Because every OSPF router holds an identical, complete map of the topology, each one can run Dijkstra locally to compute loop-free shortest paths. Bellman-Ford (used by distance-vector protocols like RIP) only shares distance estimates with neighbors, which converges slowly and suffers from count-to-infinity loops. OSPF link costs are non-negative, which is exactly the condition Dijkstra requires.

How does OSPF calculate link cost?

By default cost = reference_bandwidth / interface_bandwidth, where Cisco's reference bandwidth is 100 Mbps. So a 10 Mbps link costs 10, a 100 Mbps link costs 1, and anything 100 Mbps or faster also costs 1 unless you raise the reference bandwidth.

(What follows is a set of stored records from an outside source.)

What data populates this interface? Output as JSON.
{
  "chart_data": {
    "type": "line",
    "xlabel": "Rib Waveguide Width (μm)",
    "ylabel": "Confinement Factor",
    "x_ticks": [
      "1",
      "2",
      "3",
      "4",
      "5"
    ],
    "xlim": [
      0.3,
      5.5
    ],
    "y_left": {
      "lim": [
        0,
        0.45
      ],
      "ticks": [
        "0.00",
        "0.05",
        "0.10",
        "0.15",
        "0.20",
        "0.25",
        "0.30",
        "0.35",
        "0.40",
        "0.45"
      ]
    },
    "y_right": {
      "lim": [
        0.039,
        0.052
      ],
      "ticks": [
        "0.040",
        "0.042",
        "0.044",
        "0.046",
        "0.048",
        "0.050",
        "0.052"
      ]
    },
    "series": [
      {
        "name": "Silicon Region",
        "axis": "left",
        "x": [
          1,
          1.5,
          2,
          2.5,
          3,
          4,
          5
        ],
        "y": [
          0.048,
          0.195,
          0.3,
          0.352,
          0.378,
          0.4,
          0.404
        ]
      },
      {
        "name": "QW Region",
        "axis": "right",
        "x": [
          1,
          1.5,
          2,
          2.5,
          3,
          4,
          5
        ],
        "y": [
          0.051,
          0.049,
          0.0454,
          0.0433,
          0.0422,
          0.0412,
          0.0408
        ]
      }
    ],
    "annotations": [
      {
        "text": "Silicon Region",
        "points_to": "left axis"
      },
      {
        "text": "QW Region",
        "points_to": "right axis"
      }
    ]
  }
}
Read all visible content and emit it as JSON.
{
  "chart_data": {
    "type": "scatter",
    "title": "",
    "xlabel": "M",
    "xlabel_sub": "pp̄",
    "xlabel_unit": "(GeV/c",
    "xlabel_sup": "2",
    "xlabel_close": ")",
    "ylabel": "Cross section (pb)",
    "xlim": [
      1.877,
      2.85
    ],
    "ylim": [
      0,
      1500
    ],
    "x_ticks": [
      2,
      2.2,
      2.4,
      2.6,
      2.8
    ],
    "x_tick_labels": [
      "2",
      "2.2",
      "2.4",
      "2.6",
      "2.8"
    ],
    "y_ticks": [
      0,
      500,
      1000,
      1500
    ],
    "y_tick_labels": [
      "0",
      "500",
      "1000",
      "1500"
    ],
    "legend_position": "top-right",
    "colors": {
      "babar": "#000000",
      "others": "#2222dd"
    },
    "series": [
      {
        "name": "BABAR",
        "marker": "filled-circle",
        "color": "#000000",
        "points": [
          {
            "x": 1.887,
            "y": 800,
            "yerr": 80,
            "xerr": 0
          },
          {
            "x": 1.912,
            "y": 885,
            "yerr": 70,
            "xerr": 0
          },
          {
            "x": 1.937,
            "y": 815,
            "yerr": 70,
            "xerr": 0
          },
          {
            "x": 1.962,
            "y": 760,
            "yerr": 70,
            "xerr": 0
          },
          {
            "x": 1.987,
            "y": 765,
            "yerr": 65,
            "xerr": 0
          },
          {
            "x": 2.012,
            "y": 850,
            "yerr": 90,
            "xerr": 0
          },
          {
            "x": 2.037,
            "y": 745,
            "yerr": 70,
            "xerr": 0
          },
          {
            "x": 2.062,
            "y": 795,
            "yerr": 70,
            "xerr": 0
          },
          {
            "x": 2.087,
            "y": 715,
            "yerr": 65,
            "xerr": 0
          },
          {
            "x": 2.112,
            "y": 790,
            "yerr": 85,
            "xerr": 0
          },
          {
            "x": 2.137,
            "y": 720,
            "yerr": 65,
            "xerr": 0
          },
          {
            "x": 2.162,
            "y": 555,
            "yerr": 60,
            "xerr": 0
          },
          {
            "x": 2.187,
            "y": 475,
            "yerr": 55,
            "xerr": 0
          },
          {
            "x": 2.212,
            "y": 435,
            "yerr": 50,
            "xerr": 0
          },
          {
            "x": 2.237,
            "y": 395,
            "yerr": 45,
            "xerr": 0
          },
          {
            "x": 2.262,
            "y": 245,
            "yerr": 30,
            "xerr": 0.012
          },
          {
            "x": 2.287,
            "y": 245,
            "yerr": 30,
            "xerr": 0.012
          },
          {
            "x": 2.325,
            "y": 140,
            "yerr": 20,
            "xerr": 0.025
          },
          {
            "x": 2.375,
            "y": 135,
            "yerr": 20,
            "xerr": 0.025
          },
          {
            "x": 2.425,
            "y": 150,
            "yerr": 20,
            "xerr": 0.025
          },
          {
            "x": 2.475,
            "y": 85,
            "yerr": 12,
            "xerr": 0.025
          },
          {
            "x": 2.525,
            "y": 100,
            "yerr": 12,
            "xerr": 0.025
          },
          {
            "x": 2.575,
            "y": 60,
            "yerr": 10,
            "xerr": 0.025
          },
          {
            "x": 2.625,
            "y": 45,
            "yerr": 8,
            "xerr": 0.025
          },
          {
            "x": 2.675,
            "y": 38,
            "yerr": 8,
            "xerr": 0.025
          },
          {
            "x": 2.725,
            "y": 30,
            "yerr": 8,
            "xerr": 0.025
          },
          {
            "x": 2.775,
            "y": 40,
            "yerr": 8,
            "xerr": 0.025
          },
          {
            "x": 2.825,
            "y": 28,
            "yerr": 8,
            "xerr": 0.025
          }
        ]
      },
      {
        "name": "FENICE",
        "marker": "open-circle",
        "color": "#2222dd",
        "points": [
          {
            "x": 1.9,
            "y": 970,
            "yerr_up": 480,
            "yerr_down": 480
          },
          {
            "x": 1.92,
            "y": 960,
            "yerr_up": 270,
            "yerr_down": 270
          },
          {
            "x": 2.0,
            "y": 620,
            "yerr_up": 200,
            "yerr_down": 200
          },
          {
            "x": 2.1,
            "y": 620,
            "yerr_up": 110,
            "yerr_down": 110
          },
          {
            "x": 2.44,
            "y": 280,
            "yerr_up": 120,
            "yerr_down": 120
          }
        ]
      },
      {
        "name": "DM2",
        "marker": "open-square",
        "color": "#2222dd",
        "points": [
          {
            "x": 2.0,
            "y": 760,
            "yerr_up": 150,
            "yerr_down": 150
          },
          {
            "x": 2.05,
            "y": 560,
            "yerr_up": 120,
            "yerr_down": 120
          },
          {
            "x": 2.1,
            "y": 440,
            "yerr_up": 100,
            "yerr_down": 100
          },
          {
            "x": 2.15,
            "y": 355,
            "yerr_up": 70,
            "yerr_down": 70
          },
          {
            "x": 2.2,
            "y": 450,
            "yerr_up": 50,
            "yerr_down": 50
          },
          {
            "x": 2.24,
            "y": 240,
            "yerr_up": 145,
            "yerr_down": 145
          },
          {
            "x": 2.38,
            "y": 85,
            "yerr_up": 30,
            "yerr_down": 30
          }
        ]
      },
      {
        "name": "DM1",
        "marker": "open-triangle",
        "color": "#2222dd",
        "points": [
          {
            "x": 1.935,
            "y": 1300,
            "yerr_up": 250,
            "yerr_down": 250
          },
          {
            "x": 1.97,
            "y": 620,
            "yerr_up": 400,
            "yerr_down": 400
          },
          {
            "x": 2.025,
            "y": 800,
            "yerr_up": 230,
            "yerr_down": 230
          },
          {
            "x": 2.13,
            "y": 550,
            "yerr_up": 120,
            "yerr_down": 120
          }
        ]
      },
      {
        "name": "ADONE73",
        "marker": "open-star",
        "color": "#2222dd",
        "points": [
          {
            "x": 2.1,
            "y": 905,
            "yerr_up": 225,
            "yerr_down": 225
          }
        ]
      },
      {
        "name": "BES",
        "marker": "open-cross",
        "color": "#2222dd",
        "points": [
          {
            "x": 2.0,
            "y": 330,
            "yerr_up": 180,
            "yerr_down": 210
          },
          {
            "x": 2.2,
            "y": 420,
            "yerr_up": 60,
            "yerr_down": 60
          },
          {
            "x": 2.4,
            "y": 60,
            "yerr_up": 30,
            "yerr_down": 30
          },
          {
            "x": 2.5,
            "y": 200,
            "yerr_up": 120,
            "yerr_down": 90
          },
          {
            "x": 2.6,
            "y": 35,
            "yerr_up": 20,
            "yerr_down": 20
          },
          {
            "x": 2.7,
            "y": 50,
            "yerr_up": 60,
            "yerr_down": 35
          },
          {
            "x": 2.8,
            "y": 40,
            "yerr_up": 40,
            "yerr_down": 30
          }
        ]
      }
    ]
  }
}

On modern 10G/100G networks you set 'auto-cost reference-bandwidth' to a higher value so fast links get distinct, lower costs.

What are OSPF areas and why do they exist?

An area is a group of routers that share a full link-state database and run SPF among themselves. Areas exist to limit the cost of flooding and recomputation: a topology change inside one area only forces routers in that area to re-run Dijkstra. All areas must connect to a backbone area (area 0), which carries inter-area routes between them.

How fast does OSPF reconverge after a link fails?

Sub-second is achievable. Default Hello/Dead timers detect failure in up to 40 seconds, but BFD plus tuned SPF throttling (initial delay measured in milliseconds) brings end-to-end reconvergence under 200 ms on well-engineered networks. The SPF computation itself is O((V + E) log V) and runs in microseconds for typical area sizes.

Why is the OSPF topology limited to a few hundred routers per area?

Every router stores every other router's LSAs and re-runs SPF on each change, so memory and CPU grow with area size. A flapping link in a 1,000-router single area triggers constant full SPF runs across all of them. Splitting into areas of roughly 50–350 routers contains the blast radius and keeps each database small.